Wenn die Hausse anhält, wird bis Jahresende noch mit einer Flut weiterer Börsenneulinge gerechnet.

Einer der größeren Börsenkandidaten in diesem Jahr ist der russische Stahlrohr-Hersteller Severstal. Das Unternehmen will Aktien in London anbieten. (Foto: Foto: AFP)

,,Unsere Pipeline ist so gefüllt wie nie zuvor'', sagt Luis Vaz-Pinto, der bei der Investmentbank JP Morgan das Geschäft mit Aktienemissionen leitet.

Bei der Konkurrenz von Goldman Sachs, dem weltweiten Marktführer in diesem Bereich, vermeidet man zwar das Wort ,,Rekord'' - möglicherweise um keine Erinnerungen an den letzten Boom und den Absturz hinterher zu wecken. Aber auch Christoph Stanger, der für die Bank in London das Emissionsgeschäft im deutschsprachigen Raum leitet, spricht von ,,einem sehr starken Jahr''.

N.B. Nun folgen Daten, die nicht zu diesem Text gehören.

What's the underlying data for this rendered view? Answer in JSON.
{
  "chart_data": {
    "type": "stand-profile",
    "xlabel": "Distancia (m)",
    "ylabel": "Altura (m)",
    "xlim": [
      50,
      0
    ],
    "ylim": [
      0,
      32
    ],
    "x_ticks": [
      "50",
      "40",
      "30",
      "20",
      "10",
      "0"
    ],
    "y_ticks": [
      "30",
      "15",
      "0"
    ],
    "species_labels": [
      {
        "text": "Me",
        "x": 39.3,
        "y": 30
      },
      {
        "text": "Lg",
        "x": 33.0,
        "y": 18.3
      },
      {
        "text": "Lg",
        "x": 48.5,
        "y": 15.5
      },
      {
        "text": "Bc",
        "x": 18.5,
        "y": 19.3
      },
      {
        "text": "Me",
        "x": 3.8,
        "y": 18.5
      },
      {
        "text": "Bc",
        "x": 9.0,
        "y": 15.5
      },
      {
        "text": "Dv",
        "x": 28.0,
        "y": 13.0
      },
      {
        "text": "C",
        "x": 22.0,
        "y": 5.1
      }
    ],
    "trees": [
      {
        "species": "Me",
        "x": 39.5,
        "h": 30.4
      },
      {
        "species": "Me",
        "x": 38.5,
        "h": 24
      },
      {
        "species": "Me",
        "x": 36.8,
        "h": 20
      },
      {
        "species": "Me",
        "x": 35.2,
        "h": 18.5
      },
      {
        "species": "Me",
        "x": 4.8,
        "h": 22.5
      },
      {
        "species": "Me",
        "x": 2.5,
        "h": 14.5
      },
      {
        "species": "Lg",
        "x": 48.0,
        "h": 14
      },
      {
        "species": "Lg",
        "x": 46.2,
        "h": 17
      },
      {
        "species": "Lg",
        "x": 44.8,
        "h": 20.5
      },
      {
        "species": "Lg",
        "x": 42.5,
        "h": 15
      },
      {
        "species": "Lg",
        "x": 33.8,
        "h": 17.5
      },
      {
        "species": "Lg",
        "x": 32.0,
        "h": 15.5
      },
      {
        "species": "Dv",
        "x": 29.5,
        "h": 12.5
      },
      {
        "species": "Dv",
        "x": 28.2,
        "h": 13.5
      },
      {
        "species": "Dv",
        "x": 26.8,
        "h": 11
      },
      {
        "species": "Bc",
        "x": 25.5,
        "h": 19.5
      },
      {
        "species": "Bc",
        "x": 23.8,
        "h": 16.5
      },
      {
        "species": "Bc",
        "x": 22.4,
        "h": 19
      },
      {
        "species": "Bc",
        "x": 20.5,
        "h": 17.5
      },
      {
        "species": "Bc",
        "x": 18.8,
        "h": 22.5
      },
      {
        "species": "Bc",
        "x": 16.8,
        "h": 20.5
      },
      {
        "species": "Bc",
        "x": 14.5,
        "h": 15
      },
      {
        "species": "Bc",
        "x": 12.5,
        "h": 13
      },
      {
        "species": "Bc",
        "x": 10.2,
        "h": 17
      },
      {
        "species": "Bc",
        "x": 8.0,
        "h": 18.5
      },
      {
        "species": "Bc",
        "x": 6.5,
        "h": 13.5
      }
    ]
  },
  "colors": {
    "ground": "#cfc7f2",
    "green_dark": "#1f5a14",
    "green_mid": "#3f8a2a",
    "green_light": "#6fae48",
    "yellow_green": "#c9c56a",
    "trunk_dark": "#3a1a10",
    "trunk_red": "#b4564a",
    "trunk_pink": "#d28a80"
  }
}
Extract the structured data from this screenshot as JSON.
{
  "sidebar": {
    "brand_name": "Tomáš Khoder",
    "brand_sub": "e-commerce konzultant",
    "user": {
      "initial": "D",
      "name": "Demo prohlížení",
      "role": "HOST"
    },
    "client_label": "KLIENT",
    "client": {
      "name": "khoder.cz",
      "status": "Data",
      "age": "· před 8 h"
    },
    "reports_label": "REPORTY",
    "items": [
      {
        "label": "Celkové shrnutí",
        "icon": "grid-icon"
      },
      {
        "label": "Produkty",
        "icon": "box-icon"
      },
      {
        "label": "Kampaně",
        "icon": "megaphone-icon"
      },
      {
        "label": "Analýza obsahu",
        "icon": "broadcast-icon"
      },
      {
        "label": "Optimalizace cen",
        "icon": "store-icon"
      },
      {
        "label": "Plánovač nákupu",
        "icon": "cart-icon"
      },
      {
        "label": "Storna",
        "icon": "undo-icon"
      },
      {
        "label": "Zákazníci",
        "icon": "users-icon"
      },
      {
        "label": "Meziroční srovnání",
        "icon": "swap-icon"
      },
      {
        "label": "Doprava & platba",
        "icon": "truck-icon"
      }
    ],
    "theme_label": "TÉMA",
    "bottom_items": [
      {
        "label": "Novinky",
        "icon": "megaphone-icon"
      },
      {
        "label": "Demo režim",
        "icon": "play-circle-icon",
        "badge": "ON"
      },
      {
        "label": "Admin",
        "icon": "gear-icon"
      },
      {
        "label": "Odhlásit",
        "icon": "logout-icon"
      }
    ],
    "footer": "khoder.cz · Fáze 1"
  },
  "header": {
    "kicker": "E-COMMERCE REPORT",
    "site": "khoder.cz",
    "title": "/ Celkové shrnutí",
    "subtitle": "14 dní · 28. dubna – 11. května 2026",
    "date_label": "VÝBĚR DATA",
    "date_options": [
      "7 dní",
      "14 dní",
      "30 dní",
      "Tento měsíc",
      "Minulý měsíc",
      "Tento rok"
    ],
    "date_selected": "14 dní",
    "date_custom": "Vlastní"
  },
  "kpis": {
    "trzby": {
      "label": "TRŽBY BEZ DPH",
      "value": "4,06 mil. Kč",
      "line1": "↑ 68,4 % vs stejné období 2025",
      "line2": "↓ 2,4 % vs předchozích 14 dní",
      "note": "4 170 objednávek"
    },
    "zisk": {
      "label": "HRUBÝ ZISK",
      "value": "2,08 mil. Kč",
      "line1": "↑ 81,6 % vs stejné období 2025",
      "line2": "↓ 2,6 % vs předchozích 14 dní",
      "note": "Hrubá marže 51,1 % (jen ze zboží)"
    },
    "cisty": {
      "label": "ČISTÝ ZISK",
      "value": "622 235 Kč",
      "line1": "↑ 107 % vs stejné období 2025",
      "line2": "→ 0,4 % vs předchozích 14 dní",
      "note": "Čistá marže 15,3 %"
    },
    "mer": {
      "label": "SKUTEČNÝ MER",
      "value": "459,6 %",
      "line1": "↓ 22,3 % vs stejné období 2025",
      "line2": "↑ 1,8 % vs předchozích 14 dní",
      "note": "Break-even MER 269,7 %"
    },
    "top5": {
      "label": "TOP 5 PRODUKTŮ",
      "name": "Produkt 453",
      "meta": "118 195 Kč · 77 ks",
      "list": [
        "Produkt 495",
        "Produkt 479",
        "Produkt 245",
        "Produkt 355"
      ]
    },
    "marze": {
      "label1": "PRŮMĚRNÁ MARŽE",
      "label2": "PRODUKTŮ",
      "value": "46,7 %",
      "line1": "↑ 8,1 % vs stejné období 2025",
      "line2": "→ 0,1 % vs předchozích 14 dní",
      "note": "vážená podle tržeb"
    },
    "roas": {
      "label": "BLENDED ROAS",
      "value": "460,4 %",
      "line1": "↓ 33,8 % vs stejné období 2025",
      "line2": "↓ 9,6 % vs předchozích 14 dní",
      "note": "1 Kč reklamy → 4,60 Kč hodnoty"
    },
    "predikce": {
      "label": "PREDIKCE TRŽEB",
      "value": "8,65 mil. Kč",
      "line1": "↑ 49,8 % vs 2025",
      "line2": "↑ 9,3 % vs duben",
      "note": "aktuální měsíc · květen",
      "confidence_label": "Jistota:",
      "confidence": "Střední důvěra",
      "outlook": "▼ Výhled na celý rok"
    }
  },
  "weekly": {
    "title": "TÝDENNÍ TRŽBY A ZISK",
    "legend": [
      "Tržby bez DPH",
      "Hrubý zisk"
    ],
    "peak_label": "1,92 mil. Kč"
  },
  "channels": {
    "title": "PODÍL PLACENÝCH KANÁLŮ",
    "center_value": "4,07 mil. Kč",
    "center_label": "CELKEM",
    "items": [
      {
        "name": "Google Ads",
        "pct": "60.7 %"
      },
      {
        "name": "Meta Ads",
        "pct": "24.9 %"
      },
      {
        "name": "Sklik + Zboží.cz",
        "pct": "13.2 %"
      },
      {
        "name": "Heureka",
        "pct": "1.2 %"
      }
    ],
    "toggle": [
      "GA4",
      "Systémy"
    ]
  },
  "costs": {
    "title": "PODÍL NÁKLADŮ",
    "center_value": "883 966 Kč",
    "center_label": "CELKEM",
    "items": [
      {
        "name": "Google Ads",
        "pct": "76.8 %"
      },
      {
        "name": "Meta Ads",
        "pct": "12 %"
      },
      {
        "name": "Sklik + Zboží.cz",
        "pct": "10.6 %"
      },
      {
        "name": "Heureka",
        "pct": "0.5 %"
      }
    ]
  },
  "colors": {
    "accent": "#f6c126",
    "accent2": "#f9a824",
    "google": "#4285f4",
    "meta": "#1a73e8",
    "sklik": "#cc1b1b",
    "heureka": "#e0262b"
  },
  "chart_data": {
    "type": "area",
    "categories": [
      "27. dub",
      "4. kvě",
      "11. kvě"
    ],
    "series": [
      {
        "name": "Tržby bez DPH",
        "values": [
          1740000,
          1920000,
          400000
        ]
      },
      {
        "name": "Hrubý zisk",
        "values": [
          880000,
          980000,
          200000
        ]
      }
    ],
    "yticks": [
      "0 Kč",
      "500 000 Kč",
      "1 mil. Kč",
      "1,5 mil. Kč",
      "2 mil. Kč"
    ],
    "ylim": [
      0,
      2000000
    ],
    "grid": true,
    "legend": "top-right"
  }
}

Nach Angaben des Informationsanbieters Dealogic haben die weltweiten Börsengänge in den ersten neun Monaten ein Volumen umgerechnet 114 Milliarden Euro erreicht. Dies entspricht einem Anstieg um 44 Prozent gegenüber dem Vorjahr.

Neuer Rekord

Nimmt man die so genannten Zweitplazierungen und Wandelanleihen hinzu, dann erreichte die gesamte Primärmarkt-Aktivität bei Aktien in den ersten neuen Monaten sogar ein Volumen von umgerechnet 387 Milliarden Euro. Dieser Betrag liege nicht nur um 25 Prozent über der Vorjahreszahl sondern bedeute auch einen neuen Rekord.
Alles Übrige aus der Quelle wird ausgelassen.